Whereas Campbell’s work confronts us with tenderness and the collection of disregarded or lost memories, Zachariah Szabo’s work acts as a chameleon, taking on other people’s memories and making them his own.
Szabo creates still lifes through arranging objects that mimic ones he encountered throughout his childhood in other peoples’ homes. The photographs, printed on adhesive paper and mounted directly to the wall, are loaded with patterns, pastel colors, and floral imagery. The tchotchkes featured in the work evoke nostalgia. They seem like the same ones that lined the shelves and dressers of your grandparent’s house. These compositions and their parts are familiar without ever actually existing – an implantation of memory.
On the floor of the gallery is a collection of glass blocks with a strip of white paint on the sides, resembling thick books. Perched on top of the neat pile is a pink ceramic figurine, a kitschy foil to the clear architectural glass. This sculpture acts as a physical manifestation of the content presented in the photographic prints.

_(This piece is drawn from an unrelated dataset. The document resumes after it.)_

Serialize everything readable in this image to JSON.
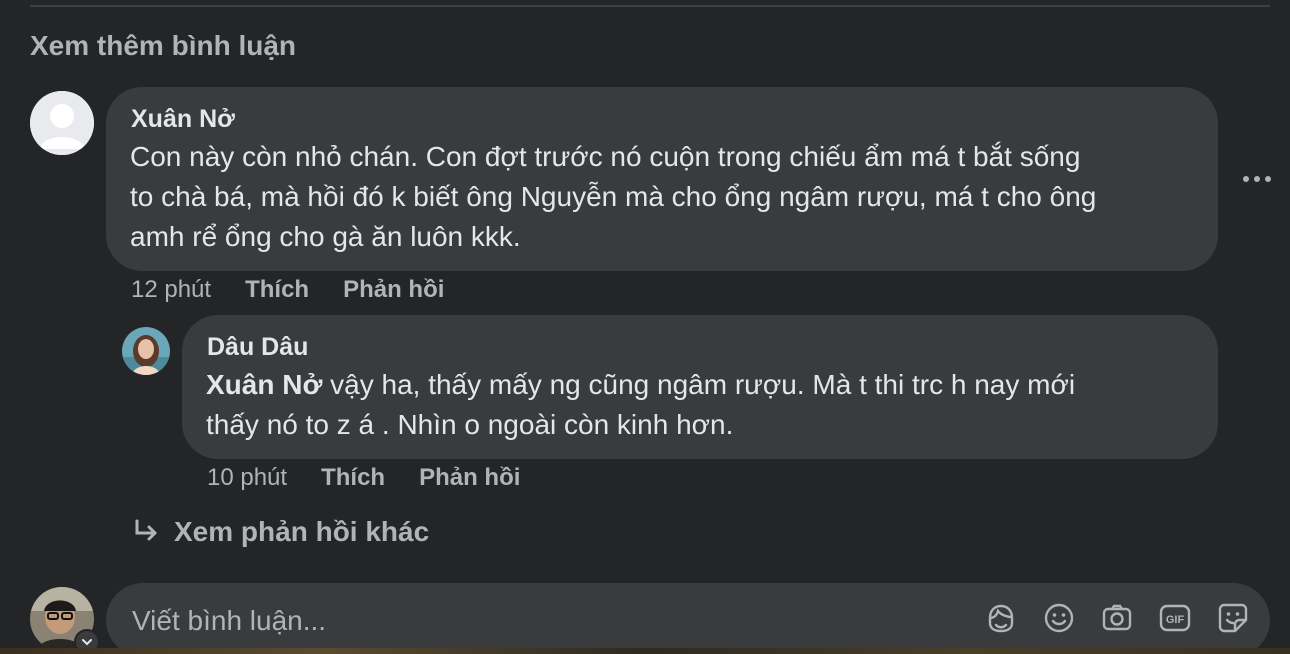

Szabo’s works seems to span from childhood to death with no in-between. Slabs of granite, each with its own vinyl epitaph mounted on the surface, are lined up on the floor. Statements such as “I don’t understand you, you’re a cold person,” “Throw away your family tree books, it’s just paper to you,” and “You attended a mass for me under duress,” are words that seem like many we’ve often thought but would never say, rendered in a material that isn’t meant to last. The series of slabs present a sardonic eulogy to someone we’ve never met, and at the same time, all the people we’ve ever known.
There are moments of tenderness in this exhibition but upon closer inspection many of these moments are fabrications with a certain edge to them. It’s moments like this within the exhibition where the artists’ challenge of the idea of memory is apparent, revealing that it isn’t all that we thought it was. None of these memories are the artists’ own, but rather moments and mementos collected and displayed for us to reflect on the idea of memories and their value. And ultimately, their fallacies.